I mainly communicate with my coding assistant in Chinese. However, my writing often blends languages: many technical terms feel more natural to me in English (especially those related to Python, Git, etc.), and some are even hard to translate smoothly into Chinese.
Yesterday, I asked my coding assistant in Chinese: “run.py有早停吗?我在恒源云上跑,发现没有触发”, which translates to: “Does run.py include early stopping? I ran the project on a shared GPU platform, but I didn’t see early stopping activate.” As usual, I kept the filename run.py in its original English form. The model checked the code and replied like this:
All technical terms stayed in English (run.py, config.py, train_unified), while the rest of the explanation switched to Korean. This isn’t an isolated incident—it happens regularly: whenever I mix Chinese with English engineering terms, Korean suddenly appears.

This made me wonder: Is this just a language quirk, or is something deeper happening in the model’s embedding space?
Hypothesis
Embedding spaces aren’t mainly organized by language type. Since they’re trained alongside language models, they’re typically grouped by functional domains—like academic writing, casual conversation, or, for coding assistants, engineering and code. Although Chinese is spoken by the world’s largest population, it’s not a natural fit for the engineering domain and appears less frequently in technical training data.
In such a setup, once engineering terms like review / branch / commit / PR / diff appear in a sentence, the text may no longer behave like “Chinese” in the embedding space. Instead, it might drift into an engineering-focused region.
We’ll run some experiments to test this idea with real data.
Controlled Language Drift
We designed a sequence of sentences where English words gradually replace Chinese ones:
Stage 0: 请帮我检查这个分支
Stage 1: 请帮我 review 这个分支
Stage 2: 请帮我 review 这个 branch
Stage 3: Please review this branch pull request commit
Stage 4: Please review this branch pull request commit code diff
Next, we calculated cosine similarity between sentence embeddings. We defined Korean and English “clusters” as the average embeddings of a small set of representative engineering-related sentences in each language. We use Δ (EN − KO) to represent the gap between English and Korean similarity scores—that is, Δ = similarity(English) − similarity(Korean).

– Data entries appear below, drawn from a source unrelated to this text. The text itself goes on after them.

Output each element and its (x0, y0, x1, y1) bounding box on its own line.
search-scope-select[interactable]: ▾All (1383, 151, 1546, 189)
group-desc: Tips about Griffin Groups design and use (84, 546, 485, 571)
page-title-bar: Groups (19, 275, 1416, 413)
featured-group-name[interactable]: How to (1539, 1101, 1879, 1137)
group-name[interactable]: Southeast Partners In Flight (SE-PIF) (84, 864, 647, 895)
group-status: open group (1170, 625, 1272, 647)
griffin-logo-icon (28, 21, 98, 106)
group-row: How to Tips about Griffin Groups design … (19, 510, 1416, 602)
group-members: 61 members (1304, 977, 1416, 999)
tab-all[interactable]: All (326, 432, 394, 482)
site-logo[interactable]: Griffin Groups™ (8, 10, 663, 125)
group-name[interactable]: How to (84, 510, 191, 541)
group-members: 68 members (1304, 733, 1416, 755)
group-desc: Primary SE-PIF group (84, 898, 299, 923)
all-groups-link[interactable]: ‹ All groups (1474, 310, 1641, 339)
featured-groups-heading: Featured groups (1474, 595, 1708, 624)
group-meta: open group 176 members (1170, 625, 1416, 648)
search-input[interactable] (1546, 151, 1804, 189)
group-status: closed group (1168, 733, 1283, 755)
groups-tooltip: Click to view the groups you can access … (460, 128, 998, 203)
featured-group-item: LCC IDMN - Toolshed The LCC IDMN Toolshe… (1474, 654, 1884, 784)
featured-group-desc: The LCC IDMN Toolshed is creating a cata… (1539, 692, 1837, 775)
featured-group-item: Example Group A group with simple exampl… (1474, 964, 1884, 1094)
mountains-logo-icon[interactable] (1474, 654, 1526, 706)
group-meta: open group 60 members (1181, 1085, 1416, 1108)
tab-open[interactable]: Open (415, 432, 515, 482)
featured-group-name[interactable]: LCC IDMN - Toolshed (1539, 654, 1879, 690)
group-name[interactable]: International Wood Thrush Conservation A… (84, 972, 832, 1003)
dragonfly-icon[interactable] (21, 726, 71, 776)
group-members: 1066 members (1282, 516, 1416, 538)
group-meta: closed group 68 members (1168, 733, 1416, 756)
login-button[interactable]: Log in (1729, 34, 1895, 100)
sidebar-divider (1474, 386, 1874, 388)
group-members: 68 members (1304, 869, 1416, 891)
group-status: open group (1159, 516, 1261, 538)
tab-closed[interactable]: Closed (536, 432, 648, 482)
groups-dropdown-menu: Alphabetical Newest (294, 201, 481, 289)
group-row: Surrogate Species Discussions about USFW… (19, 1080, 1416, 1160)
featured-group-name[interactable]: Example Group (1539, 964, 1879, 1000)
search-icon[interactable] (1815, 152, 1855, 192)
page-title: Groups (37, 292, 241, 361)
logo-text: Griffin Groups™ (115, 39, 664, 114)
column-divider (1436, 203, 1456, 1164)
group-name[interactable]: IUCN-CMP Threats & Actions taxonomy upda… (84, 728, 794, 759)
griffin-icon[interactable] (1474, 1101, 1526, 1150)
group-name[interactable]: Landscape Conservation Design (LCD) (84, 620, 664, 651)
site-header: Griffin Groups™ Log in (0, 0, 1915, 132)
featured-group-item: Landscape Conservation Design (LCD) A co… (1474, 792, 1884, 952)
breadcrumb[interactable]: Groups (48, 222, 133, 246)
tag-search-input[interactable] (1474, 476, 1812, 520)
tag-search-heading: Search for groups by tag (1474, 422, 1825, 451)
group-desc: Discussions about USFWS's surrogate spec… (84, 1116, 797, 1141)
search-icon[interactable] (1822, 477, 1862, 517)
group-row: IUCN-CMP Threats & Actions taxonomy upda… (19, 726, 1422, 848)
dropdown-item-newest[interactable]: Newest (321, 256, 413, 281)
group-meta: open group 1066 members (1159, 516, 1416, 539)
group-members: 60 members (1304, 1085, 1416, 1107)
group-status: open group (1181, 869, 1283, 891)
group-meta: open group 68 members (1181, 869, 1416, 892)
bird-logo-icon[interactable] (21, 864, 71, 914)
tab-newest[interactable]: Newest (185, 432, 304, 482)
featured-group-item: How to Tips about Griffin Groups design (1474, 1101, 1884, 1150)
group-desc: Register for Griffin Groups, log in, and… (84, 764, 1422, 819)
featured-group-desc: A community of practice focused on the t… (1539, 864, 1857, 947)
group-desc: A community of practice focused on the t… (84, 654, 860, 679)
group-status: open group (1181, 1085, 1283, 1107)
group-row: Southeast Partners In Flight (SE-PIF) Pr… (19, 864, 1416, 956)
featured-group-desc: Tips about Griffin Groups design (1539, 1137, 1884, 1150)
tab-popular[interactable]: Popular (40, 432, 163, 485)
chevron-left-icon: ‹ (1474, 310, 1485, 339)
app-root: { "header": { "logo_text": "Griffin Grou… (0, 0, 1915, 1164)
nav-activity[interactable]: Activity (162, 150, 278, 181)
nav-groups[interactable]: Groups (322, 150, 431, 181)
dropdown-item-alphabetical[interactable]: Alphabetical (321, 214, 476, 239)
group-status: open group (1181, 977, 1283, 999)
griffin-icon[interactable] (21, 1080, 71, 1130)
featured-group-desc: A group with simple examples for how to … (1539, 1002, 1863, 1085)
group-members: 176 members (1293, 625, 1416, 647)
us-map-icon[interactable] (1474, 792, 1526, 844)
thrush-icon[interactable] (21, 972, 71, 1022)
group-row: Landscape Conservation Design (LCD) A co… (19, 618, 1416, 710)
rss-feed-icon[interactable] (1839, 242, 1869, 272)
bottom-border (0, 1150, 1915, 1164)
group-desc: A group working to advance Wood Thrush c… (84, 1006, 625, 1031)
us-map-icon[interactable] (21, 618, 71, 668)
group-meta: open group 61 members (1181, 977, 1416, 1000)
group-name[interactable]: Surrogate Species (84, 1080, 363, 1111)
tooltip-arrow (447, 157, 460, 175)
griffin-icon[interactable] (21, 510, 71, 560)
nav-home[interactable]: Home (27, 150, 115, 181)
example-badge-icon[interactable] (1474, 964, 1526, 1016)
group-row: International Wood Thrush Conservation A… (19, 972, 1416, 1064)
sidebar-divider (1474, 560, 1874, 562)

| Stage | Korean similarity | English similarity | Δ (EN − KO) |
|---|---|---|---|
| 0 | 0.4783 | 0.5141 | 0.0358 |
| 1 | 0.5235 | 0.5728 | 0.0492 |
| 2 | 0.5474 | 0.6140 | 0.0665 |
| 3 | 0.5616 | 0.7314 | 0.1698 |
| 4 | 0.5427 | 0.7398 | 0.1972 |
We noticed a curious pattern: Korean similarity rises at first, then gets overtaken by English similarity. Also, the increase in English similarity isn’t steady—it jumps sharply, hinting at a phase-transition–like shift rather than a smooth drift.
When we projected the embeddings into two dimensions using PCA, the early stages show a smooth path, but there’s a sudden directional leap between Stage 2 and Stage 3, followed by stabilization. This suggests embeddings don’t move in a straight line through space—they seem to jump between distinct attractor regions.

Real-world Model Behavior
Let’s revisit the original example. I asked:
A. “run.py有早停吗?我在恒源云上跑,发现没有触发”, meaning “Does run.py implement early stopping? I was running the project on a shared GPU service, and I didn’t see early stopping triggered.”
B. “원인을 찾았습니다. 결론: run.py에는 실제로 조기 종료가 없습니다. config.py에 USE_EARLY_STOPPING = True” (in Korean).
Translated back into Chinese, this becomes:
C. “我找到了原因。结论:run.py实际上没有早停。config.py里有 USE_EARLY_STOPPING = True。”
We computed cosine similarities for texts A, B, and C using sentence embeddings. For reference, we created three clusters: a Chinese cluster (average embedding of general Chinese sentences), plus corresponding English and Korean clusters.
| Text | Korean sim | English sim | Chinese sim |
|---|---|---|---|
| A. (Chinese prompt) | 0.2003 | 0.2688 | 0.3134 |
| B. (Korean response) | 0.2745 | 0.2983 | 0.1641 |
| C. (Translated Chinese) | 0.1634 | 0.3106 | 0.2798 |
As shown, translating the Korean reply back into Chinese doesn’t pull the embedding back into the Chinese cluster. In fact, it moves even closer to the English cluster.
This implies: Translation might fix the surface language, but it doesn’t restore the original embedding position.
Conclusion
Both experiments lead to the same insight: the embedding space isn’t divided by language borders. Instead, it’s shaped more by task context—with engineering English dominating.
Once a sentence enters this zone, its language form may shift, but its embedding stays anchored in the engineering region. This can cause odd behaviors—like replying in Korean—even if you don’t speak Korean at all.